We knew that whatever the particular assortment of troubles would be for this child (or later children), there would be some. There might be many. They might be wrenching. But this beginning was as blessed as each beginning is in life.


It’s wonderful to have some visible record of our lives together as a family. We never had a video camera, so we weren’t tempted into spending so much attention capturing our events that we weren’t fully in the moment as we lived them, but we were able to freeze some moments for later, and later has come. There are gaps, but there are lots of chances to reminisce.

I have to tag the years by who’s there, or not there yet, and who’s gone. Six children with fifteen years between the first and last cover a lot of years. I have to decide how to group them and label them for storage. There are formal family portraits, school pictures, vacation snapshots, and activities at home or elsewhere.

Pictures grouped around the arrival of each new child in the family usually have my mother present and my husband with the camera, not in the shot. We made him be in a few of them.

One that’s fun is taken with the string of us lined up sitting in the open side door of the minivan, with baby number five, about that many days old, held on my lap.
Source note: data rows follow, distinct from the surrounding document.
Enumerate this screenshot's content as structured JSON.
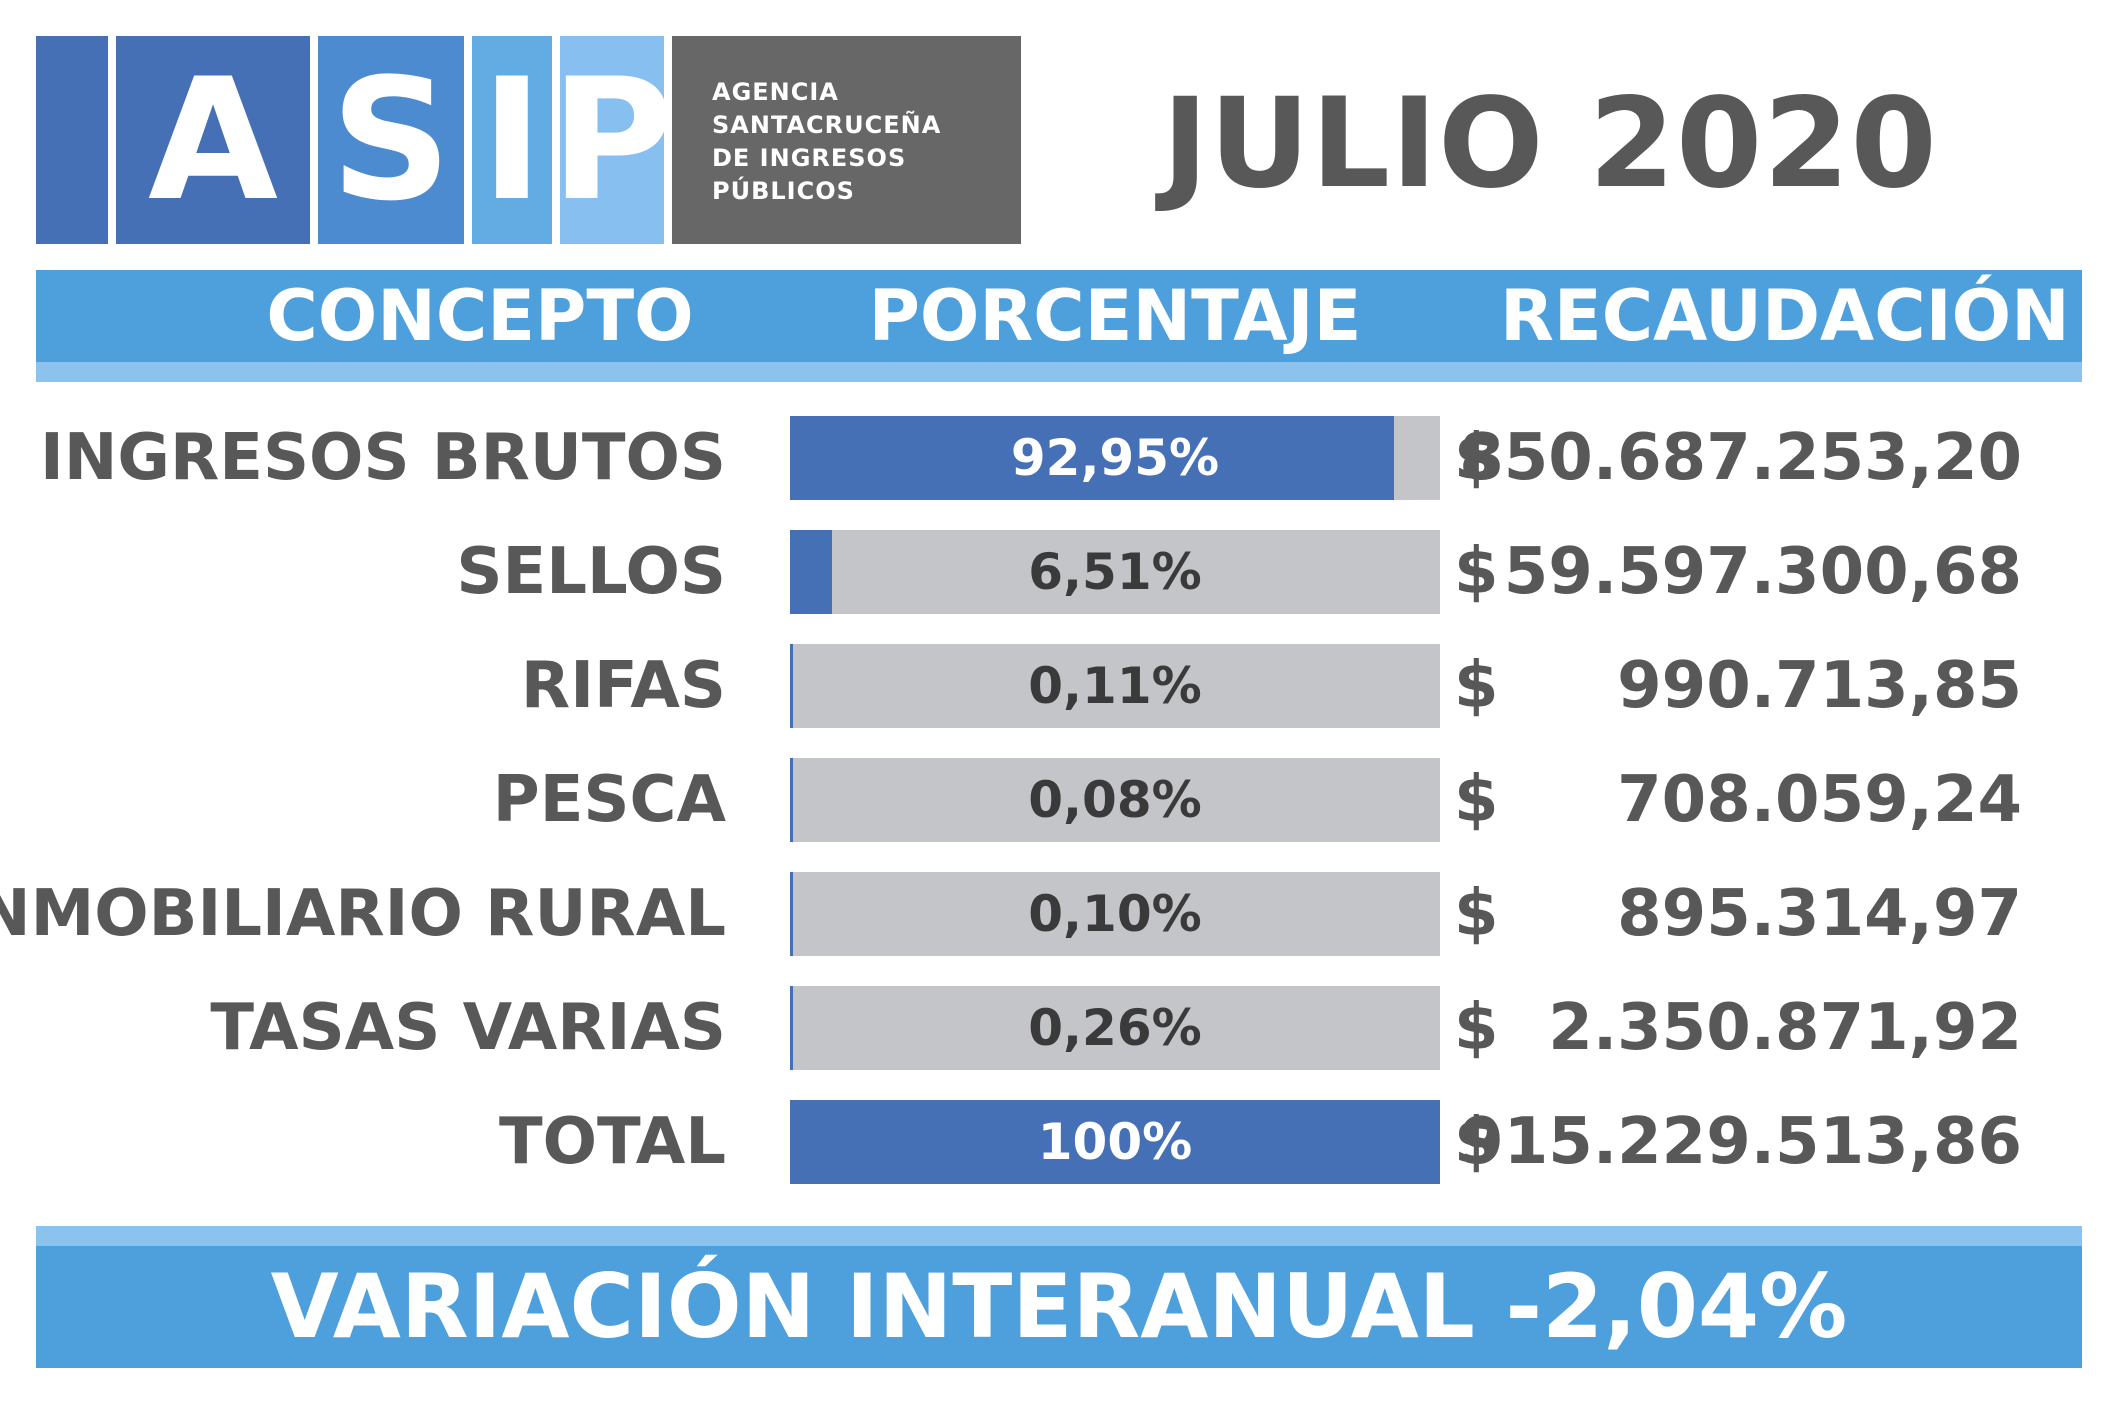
{
  "logo": {
    "letters": [
      "A",
      "S",
      "I",
      "P"
    ],
    "colors": [
      "#4570b5",
      "#4c8bd0",
      "#62abe3",
      "#86bff0"
    ],
    "agency_lines": [
      "AGENCIA",
      "SANTACRUCEÑA",
      "DE INGRESOS",
      "PÚBLICOS"
    ],
    "agency_color": "#676767"
  },
  "title": "JULIO 2020",
  "columns": [
    "CONCEPTO",
    "PORCENTAJE",
    "RECAUDACIÓN"
  ],
  "currency_symbol": "$",
  "chart_data": {
    "type": "bar",
    "categories": [
      "INGRESOS BRUTOS",
      "SELLOS",
      "RIFAS",
      "PESCA",
      "INMOBILIARIO RURAL",
      "TASAS VARIAS",
      "TOTAL"
    ],
    "values": [
      92.95,
      6.51,
      0.11,
      0.08,
      0.1,
      0.26,
      100
    ],
    "value_labels": [
      "92,95%",
      "6,51%",
      "0,11%",
      "0,08%",
      "0,10%",
      "0,26%",
      "100%"
    ],
    "amounts": [
      "850.687.253,20",
      "59.597.300,68",
      "990.713,85",
      "708.059,24",
      "895.314,97",
      "2.350.871,92",
      "915.229.513,86"
    ],
    "ylim": [
      0,
      100
    ],
    "bar_color": "#4570b5",
    "track_color": "#c4c5c9"
  },
  "footer": "VARIACIÓN INTERANUAL -2,04%",
  "colors": {
    "band": "#4ea0dc",
    "band_stripe": "#8cc3ee",
    "text_gray": "#585858"
  }
}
Some are posed on the porch, or in front of our little apple tree.

There’s a shot of the Christmas “pageant” concocted by the three older girls for family home evening because there was now a baby boy to stick in the box (as a manger) to be the baby Jesus. As one of those daughters put it this week, it didn’t work the next year when he was old enough to crawl out and not cooperate.

They rigged up costumes all on their own, used a twirling baton for a shepherd’s staff, a bath towel for Mary’s head scarf, and pinned a white sheet for the angel. What fun it is to see now.
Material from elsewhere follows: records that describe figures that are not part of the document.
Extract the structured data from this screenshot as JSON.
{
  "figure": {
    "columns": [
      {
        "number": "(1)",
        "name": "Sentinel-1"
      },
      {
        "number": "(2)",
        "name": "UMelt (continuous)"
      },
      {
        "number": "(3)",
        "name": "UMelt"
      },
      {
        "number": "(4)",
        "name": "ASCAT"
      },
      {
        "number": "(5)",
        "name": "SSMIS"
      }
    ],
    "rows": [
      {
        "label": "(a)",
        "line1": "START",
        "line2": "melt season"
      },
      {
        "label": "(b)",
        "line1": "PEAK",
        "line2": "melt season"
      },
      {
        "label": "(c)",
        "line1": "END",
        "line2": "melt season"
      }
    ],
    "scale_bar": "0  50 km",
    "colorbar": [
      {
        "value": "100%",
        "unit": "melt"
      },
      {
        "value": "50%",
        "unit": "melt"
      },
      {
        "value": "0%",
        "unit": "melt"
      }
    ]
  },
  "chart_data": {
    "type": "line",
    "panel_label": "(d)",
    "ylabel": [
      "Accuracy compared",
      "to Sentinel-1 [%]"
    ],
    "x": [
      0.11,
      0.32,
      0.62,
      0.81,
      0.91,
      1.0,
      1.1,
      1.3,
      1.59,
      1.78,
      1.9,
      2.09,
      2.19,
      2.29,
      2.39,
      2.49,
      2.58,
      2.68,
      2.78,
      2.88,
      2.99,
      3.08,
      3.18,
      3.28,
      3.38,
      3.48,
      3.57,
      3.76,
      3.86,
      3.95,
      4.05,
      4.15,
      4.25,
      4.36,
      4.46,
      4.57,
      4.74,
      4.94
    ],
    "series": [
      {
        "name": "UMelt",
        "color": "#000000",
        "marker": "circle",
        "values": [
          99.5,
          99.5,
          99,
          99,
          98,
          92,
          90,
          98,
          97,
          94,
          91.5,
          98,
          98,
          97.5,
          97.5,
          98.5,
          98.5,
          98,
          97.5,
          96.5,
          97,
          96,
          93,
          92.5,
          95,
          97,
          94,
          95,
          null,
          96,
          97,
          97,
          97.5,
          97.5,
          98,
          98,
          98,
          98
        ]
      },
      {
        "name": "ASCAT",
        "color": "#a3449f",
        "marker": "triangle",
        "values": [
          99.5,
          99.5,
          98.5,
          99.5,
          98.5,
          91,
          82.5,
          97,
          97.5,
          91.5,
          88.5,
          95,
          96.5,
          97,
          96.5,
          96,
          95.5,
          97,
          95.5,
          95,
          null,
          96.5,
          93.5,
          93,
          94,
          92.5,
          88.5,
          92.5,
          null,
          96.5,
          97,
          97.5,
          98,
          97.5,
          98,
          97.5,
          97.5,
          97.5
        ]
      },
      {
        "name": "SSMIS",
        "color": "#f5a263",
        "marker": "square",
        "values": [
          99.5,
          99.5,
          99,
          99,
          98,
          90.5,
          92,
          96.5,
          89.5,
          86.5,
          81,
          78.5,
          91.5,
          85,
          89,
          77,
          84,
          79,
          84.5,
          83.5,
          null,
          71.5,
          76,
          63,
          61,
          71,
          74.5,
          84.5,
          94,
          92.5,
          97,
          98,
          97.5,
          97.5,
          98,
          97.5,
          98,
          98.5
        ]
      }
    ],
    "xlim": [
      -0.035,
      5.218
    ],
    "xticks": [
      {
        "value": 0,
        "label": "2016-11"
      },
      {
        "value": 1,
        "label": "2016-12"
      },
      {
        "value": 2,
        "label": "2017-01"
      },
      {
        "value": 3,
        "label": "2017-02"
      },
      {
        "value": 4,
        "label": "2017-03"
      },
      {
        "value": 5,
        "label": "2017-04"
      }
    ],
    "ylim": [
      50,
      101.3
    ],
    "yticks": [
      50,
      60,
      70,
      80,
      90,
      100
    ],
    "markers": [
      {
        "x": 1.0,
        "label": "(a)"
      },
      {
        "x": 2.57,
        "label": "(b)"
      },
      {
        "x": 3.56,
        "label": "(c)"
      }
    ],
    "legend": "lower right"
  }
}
As I went through the stacks, the envelopes, and the boxes, what meant the most to me was that the pictures and the memories were happy. It’s the smiles that linger with me. This hasn’t been a chore to get done and feel relief. It’s been a process touched by the Spirit, and it’s lifted my heart.

We went through very difficult times through the years, for a variety of reasons and in a number of ways. I imagine most families could say the same.

But underlying any of that was always a sense of safety that we had love in our home and the Lord as our help. He has the power to redeem our mistakes, our missteps, and heal the hurts we may cause because of them. We weren’t perfect, and no one ever is. But we were blessed, all along the way. We continue to be blessed.

I am struck, not for the first time, by how little we can know of what lies ahead for our children individually and who they will become, but how much we do know as we do our best to lay a foundation of love, safety, and faith as they grow up in our care. They each have to figure out their own way, as we had to figure out ours.

I am amazed, and grateful, at how all of our imperfect efforts and bumpy paths — even very rocky ones — can yet lead us along to joy.